Tuesday, June 17, 2014

Walker demeans Burke, hides from gay Marriage, insists media stick with settled Act 10 debate. Don't think so.

Scott Walker’s in trouble. He never expected to see same sex marriage as a major hot button issue. And that's why he’s desperately trying to shift the debate back to the tired old discussion over Act 10. I can say that because Mary Burke has made herself perfectly clear about where she stands on the issue. There's nothing left to say, but Walker is desperate:
"If you all spent a fraction of the energy you're spending on this issue asking Madison School Board Member Mary Burke where she stood, that actually is important," Walker added. The State Journal reported Sunday that Burke wants to repeal major parts of the law ... that make it harder for unions to function. The newspaper also reported that she would retain or modify other parts, including those requiring state employees pay more of their health insurance premiums and pension contributions.
Here's WKOW:

But Act 10 energizes the base, and Walker needs the debate to fire up voters, or else...he'll lose. But, it's not going to happen. Desperate, desperate, desperate:
Walker suggested that reporters were too focused on the same-sex marriage issue, and should focus instead on candidate's positions on things like Act 10"I would suggest that where people stand on Act 10 is infinitely more important than where people stand on the issues all of you started out asking about," Walker said, referring to media questions about same-sex marriage. "That actually matters to the future."
Here's more from WISC, where Walker suggests Burke's changes to Act 10 will cost money or ruin the state:

Burke's positions won't cost the state anything on Act 10. As for leadership, Walker has decided it's not so important now.
The Milwaukee Journal Sentinel chides Gov. Scott Walker for dodging questions about his stance on gay marriage these days. Walker has claimed that his views "don't matter" since a U.S. district court judge found Wisconsin's anti-gay marriage law unconstitutional. What Walker believes indeed does matter, the paper says, and he should let the public know what it is.

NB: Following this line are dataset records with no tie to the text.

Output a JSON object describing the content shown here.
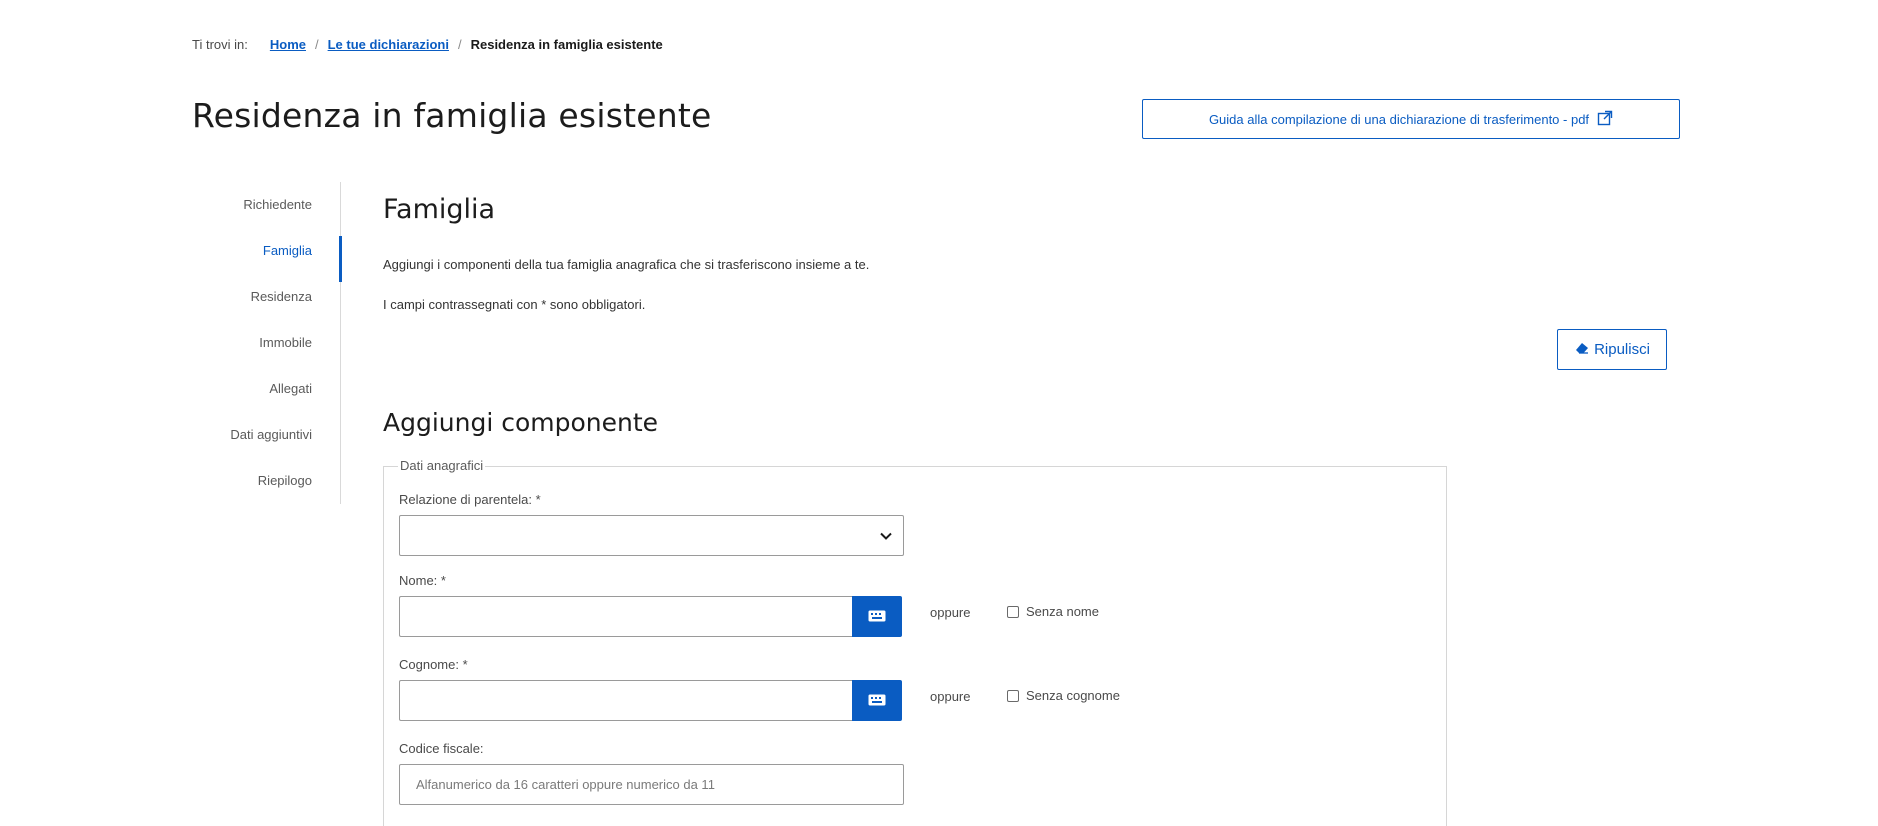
{
  "breadcrumb": {
    "prefix": "Ti trovi in:",
    "items": [
      "Home",
      "Le tue dichiarazioni"
    ],
    "current": "Residenza in famiglia esistente"
  },
  "page_title": "Residenza in famiglia esistente",
  "guide_button_label": "Guida alla compilazione di una dichiarazione di trasferimento - pdf",
  "side_nav": {
    "items": [
      "Richiedente",
      "Famiglia",
      "Residenza",
      "Immobile",
      "Allegati",
      "Dati aggiuntivi",
      "Riepilogo"
    ],
    "active": "Famiglia"
  },
  "section": {
    "title": "Famiglia",
    "description": "Aggiungi i componenti della tua famiglia anagrafica che si trasferiscono insieme a te.",
    "required_note": "I campi contrassegnati con * sono obbligatori."
  },
  "reset_button_label": "Ripulisci",
  "subsection_title": "Aggiungi componente",
  "form": {
    "legend": "Dati anagrafici",
    "relation_label": "Relazione di parentela: *",
    "relation_value": "",
    "name_label": "Nome: *",
    "name_value": "",
    "surname_label": "Cognome: *",
    "surname_value": "",
    "or_text": "oppure",
    "no_name_label": "Senza nome",
    "no_surname_label": "Senza cognome",
    "cf_label": "Codice fiscale:",
    "cf_placeholder": "Alfanumerico da 16 caratteri oppure numerico da 11"
  },
  "colors": {
    "accent": "#0a5cc2",
    "border": "#9a9a9a",
    "text": "#1c1c1c"
  }
}
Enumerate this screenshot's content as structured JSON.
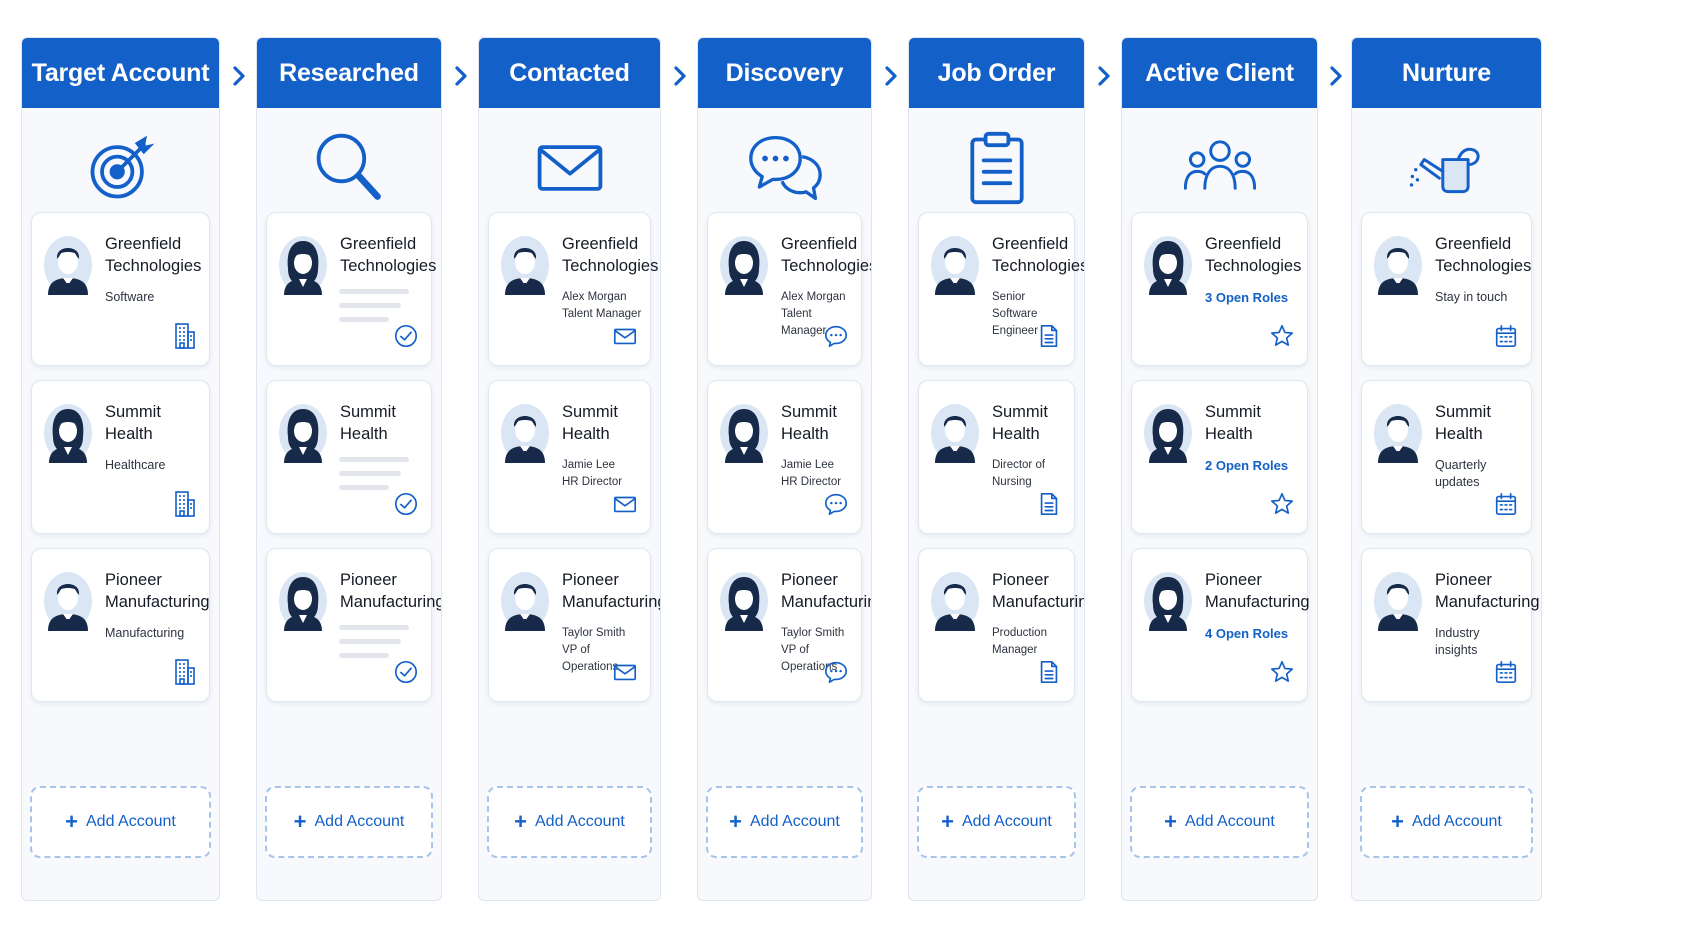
{
  "columns": [
    {
      "title": "Target Account",
      "icon": "target-icon",
      "add_label": "Add Account",
      "cards": [
        {
          "name": "Greenfield\nTechnologies",
          "sub": "Software",
          "avatar": "male",
          "action_icon": "building-icon"
        },
        {
          "name": "Summit\nHealth",
          "sub": "Healthcare",
          "avatar": "female",
          "action_icon": "building-icon"
        },
        {
          "name": "Pioneer\nManufacturing",
          "sub": "Manufacturing",
          "avatar": "male",
          "action_icon": "building-icon"
        }
      ]
    },
    {
      "title": "Researched",
      "icon": "magnifier-icon",
      "add_label": "Add Account",
      "cards": [
        {
          "name": "Greenfield\nTechnologies",
          "sub": "",
          "avatar": "female",
          "action_icon": "check-circle-icon"
        },
        {
          "name": "Summit\nHealth",
          "sub": "",
          "avatar": "female",
          "action_icon": "check-circle-icon"
        },
        {
          "name": "Pioneer\nManufacturing",
          "sub": "",
          "avatar": "female",
          "action_icon": "check-circle-icon"
        }
      ]
    },
    {
      "title": "Contacted",
      "icon": "envelope-icon",
      "add_label": "Add Account",
      "cards": [
        {
          "name": "Greenfield\nTechnologies",
          "sub": "Alex Morgan\nTalent Manager",
          "avatar": "male",
          "action_icon": "mail-icon"
        },
        {
          "name": "Summit\nHealth",
          "sub": "Jamie Lee\nHR Director",
          "avatar": "male",
          "action_icon": "mail-icon"
        },
        {
          "name": "Pioneer\nManufacturing",
          "sub": "Taylor Smith\nVP of Operations",
          "avatar": "male",
          "action_icon": "mail-icon"
        }
      ]
    },
    {
      "title": "Discovery",
      "icon": "chat-bubbles-icon",
      "add_label": "Add Account",
      "cards": [
        {
          "name": "Greenfield\nTechnologies",
          "sub": "Alex Morgan\nTalent Manager",
          "avatar": "female",
          "action_icon": "chat-icon"
        },
        {
          "name": "Summit\nHealth",
          "sub": "Jamie Lee\nHR Director",
          "avatar": "female",
          "action_icon": "chat-icon"
        },
        {
          "name": "Pioneer\nManufacturing",
          "sub": "Taylor Smith\nVP of Operations",
          "avatar": "female",
          "action_icon": "chat-icon"
        }
      ]
    },
    {
      "title": "Job Order",
      "icon": "clipboard-icon",
      "add_label": "Add Account",
      "cards": [
        {
          "name": "Greenfield\nTechnologies",
          "sub": "Senior Software\nEngineer",
          "avatar": "male",
          "action_icon": "document-icon"
        },
        {
          "name": "Summit\nHealth",
          "sub": "Director of\nNursing",
          "avatar": "male",
          "action_icon": "document-icon"
        },
        {
          "name": "Pioneer\nManufacturing",
          "sub": "Production\nManager",
          "avatar": "male",
          "action_icon": "document-icon"
        }
      ]
    },
    {
      "title": "Active Client",
      "icon": "group-icon",
      "add_label": "Add Account",
      "cards": [
        {
          "name": "Greenfield\nTechnologies",
          "sub": "3 Open Roles",
          "avatar": "female",
          "action_icon": "star-icon",
          "accent": true
        },
        {
          "name": "Summit\nHealth",
          "sub": "2 Open Roles",
          "avatar": "female",
          "action_icon": "star-icon",
          "accent": true
        },
        {
          "name": "Pioneer\nManufacturing",
          "sub": "4 Open Roles",
          "avatar": "female",
          "action_icon": "star-icon",
          "accent": true
        }
      ]
    },
    {
      "title": "Nurture",
      "icon": "watering-can-icon",
      "add_label": "Add Account",
      "cards": [
        {
          "name": "Greenfield\nTechnologies",
          "sub": "Stay in touch",
          "avatar": "male",
          "action_icon": "calendar-icon"
        },
        {
          "name": "Summit\nHealth",
          "sub": "Quarterly updates",
          "avatar": "male",
          "action_icon": "calendar-icon"
        },
        {
          "name": "Pioneer\nManufacturing",
          "sub": "Industry insights",
          "avatar": "male",
          "action_icon": "calendar-icon"
        }
      ]
    }
  ],
  "colors": {
    "header": "#1360c9",
    "accent": "#1360c9",
    "avatar_dark": "#172a4a",
    "avatar_bg": "#dbe6f5"
  }
}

Democratic gubernatorial candidate Mary Burke criticized Gov. Scott Walker on Monday for "not being clear with voters" about his position on same-sex marriage. "I think the people of Wisconsin would like to hear what the governor thinks," Burke said. "As governor I’m going to be clear about where I stand on issues. It seems pretty political to me that he seems now to be waffling on whether he supports gay marriage or doesn't."
Walker's short temper is showing, big time, with gender based condescending comments like this :
Told by reporters that Burke said he wasn't leading on the issue, Walker fired back. "She needs to understand government 101, which is that the governor of the state of Wisconsin can't arbitrarily change the Constitution," Walker said. "There's only two ways it will be changed. One is if a court ultimately decides the U.S. Constitution overpowers the state's Constitution. Or that the voters of the state … vote to put an amendment on the ballot, and that changes the Constitution."
Burke never said she would arbitrarily change the constitution, a Walker false premise his base would firmly believe is true. And yes, the U.S. Constitution does "overpower" Wisconsin's. But we’re talking failed leadership here, and Walker knows it:
Walker added, "The governor of the state, no matter who it is, has no bearing on that issue. It has nothing to do with changing a position, it has everything to do with the fact that it doesn't matter, because it will be decided either in the courts or by the voters."

Burke said. "It’s about being clear on a stance, particularly when something is discriminatory If I was governor I would want to see gay marriage go forward."
Has the incidental governor given up his leadership skills bashing gay marriage these many years?
Walker has previously been a staunch supporter of the ban on same-sex marriage, but in recent interviews with reporters has dismissed the ban as not something voters talk about. As a state representative, Walker also voted for a bill in 1997 to prohibit same-sex marriages and declare those conducted in other states to be invalid. Then in 2009, while serving as Milwaukee County executive, Walker vetoed a measure to provide benefits to same-sex partners of county workers. And after becoming governor in 2011, Walker fired the state’s attorney defending Wisconsin’s domestic registry law.
Equality is not in Walker's constitution?